Le roman s'ouvre le 13 avril 1975 en banlieue de Beyrouth sur le massacre de Palestiniens par les Kataëb, les phalangistes chrétiens, en représailles d'une attaque d'une église par le FPLP ( Front populaire de libération de la Palestine ), inaugurant un déferlement de violence sans commune mesure jusqu'en 1990, date officielle de la fin de la guerre civile libanaise.
Dans la précision des détails et l'habileté à jongler avec, on sent très vite, à quel point l'auteur a absorbé un travail documentaire colossal. Frédéric Paulin sait que la plupart de ses lecteurs ne seront pas des spécialistes de la géopolitique du Moyen-Orient, et qu'il faut les guider dans les dédales de ce conflit.
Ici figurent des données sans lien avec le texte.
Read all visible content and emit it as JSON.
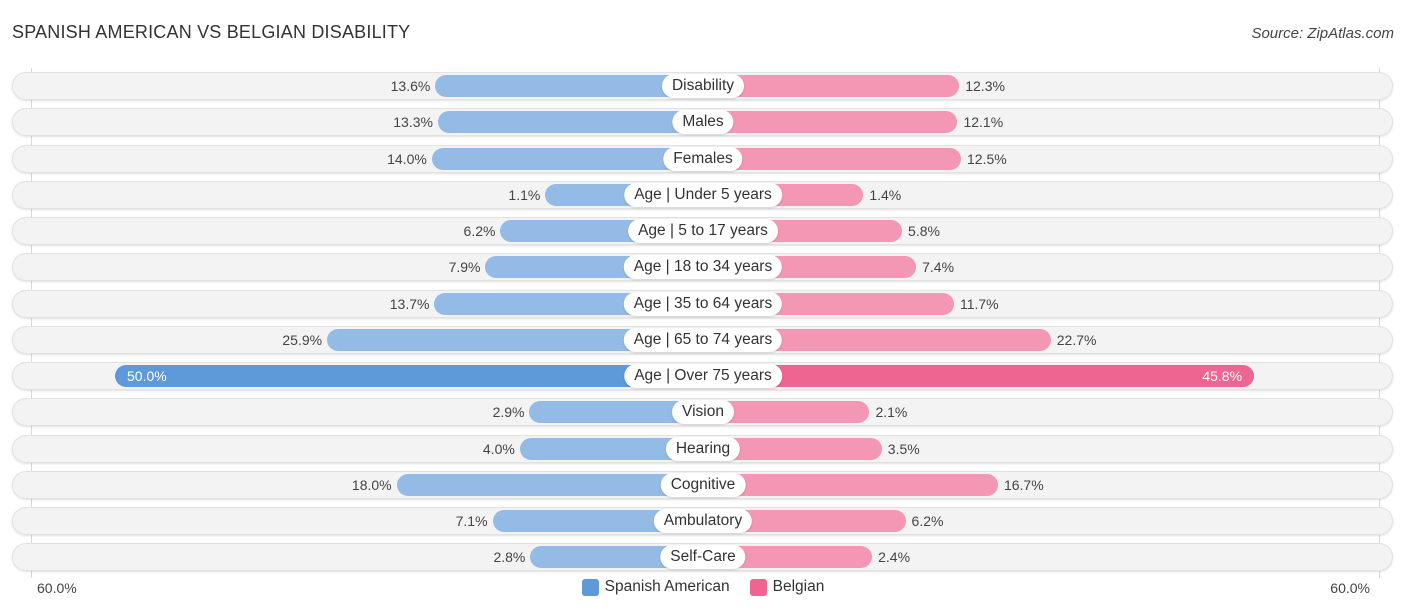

Jamais on ne ressent le poids d'un didactisme lourdaud type fiche wikipedia, alors même que sont présentés toutes les grands marqueurs de la période comme l'assassinat de l'ambassadeur français Louis Delamare le 4 septembre 1981, celui du président libanais chrétien Bachir Gemayel le 14 septembre 1982, puis des massacres de Sabra et Chatila dans les camps de réfugiés palestiniens du 17 au 18 septembre 1982.
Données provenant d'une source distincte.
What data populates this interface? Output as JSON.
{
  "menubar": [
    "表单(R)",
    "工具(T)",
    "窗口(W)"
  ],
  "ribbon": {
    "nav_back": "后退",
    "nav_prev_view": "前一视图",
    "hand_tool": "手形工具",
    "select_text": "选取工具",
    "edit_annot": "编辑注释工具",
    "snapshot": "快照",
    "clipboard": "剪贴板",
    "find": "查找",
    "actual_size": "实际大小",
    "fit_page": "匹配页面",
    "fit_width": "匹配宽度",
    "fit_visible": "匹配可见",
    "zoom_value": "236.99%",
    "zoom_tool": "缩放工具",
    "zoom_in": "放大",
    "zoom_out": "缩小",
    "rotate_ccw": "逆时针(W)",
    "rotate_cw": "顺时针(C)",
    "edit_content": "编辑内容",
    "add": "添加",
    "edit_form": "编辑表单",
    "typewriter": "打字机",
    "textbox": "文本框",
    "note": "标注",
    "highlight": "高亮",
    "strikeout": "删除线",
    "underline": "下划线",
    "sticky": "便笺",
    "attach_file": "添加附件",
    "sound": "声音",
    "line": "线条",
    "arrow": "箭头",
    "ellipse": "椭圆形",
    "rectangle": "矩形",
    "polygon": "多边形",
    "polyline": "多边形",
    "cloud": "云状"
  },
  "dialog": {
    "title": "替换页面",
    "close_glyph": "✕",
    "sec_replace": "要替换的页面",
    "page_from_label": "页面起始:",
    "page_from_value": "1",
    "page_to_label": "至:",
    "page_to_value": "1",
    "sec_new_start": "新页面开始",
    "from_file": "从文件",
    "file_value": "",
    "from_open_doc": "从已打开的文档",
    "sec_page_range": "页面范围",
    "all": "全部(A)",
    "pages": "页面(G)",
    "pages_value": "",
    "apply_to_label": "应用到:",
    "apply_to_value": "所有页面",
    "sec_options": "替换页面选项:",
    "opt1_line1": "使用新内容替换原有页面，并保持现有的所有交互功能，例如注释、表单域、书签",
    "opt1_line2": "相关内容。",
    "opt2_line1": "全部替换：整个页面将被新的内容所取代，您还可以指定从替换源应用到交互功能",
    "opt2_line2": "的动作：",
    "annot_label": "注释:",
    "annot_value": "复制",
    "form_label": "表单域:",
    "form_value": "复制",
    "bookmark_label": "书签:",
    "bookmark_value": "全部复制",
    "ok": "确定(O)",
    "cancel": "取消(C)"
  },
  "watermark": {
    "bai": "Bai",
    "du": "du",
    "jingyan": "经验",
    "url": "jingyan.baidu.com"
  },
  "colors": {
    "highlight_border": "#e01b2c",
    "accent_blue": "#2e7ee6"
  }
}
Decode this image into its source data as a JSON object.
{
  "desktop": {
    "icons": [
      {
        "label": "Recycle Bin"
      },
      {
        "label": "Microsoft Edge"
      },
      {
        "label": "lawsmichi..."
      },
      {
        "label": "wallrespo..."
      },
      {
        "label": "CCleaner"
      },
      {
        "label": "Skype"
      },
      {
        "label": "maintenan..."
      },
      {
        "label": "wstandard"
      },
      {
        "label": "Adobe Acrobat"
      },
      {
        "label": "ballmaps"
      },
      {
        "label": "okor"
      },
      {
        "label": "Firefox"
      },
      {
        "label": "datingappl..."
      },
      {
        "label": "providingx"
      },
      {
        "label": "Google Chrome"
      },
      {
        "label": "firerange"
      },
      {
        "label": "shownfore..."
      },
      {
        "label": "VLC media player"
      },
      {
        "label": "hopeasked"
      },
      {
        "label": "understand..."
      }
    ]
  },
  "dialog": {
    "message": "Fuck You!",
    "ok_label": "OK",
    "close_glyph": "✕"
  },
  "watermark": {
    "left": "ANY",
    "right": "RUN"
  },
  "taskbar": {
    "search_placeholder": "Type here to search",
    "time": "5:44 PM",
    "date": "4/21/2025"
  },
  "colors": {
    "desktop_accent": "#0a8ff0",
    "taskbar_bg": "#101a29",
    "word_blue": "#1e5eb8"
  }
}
L'avancée narrative est tellement performante dans la lisibilité que j'ai eu la sensation d'être plus intelligente après avoir lu ce roman et d'avoir mieux compris la complexité ahurissante de ce conflit et de ce pays construit sur la pluralité confessionnelle et ethnique. Il n'y a pas de réponse toute faite, jusque une somme de questions soulevées par l'auteur, sans réponse définitive, qui permettent d'avancer dans la compréhension de ce qu'il s'est passé au Liban, de ce qui est en train de se passer au Moyen-Orient et de ce qui s'y passera peut-être.
Car le conflit libanais a largement dépassé les frontières du Liban et du Proche-Orient. « La guerre n'est pas un conflit civil mais une guerre par procuration ». Pour beaucoup d'acteurs étrangers, le Liban n'est qu'un moyen de renforcer leur puissance régionale et/ou régler des comptes : l'Iran de Khomeini, soutien des Chiites libanais et du Hezbollah que l'on voit naître ; la Syrie d'Hafez el-Hassad qui considère le Liban comme un département syrien ; Israël en guerre contre ses voisins arabes ; les Palestiniens d'Arafat qui veulent faire payer la Nakba à Israël. Sans compter Américains et Russes qui vont la guerre froide sur place, plus les Français ( du RPR de Chirac aux socialistes de Mitterrand au pouvoir ) qui s'accrochent à ses dernières zones d'influence post-coloniales.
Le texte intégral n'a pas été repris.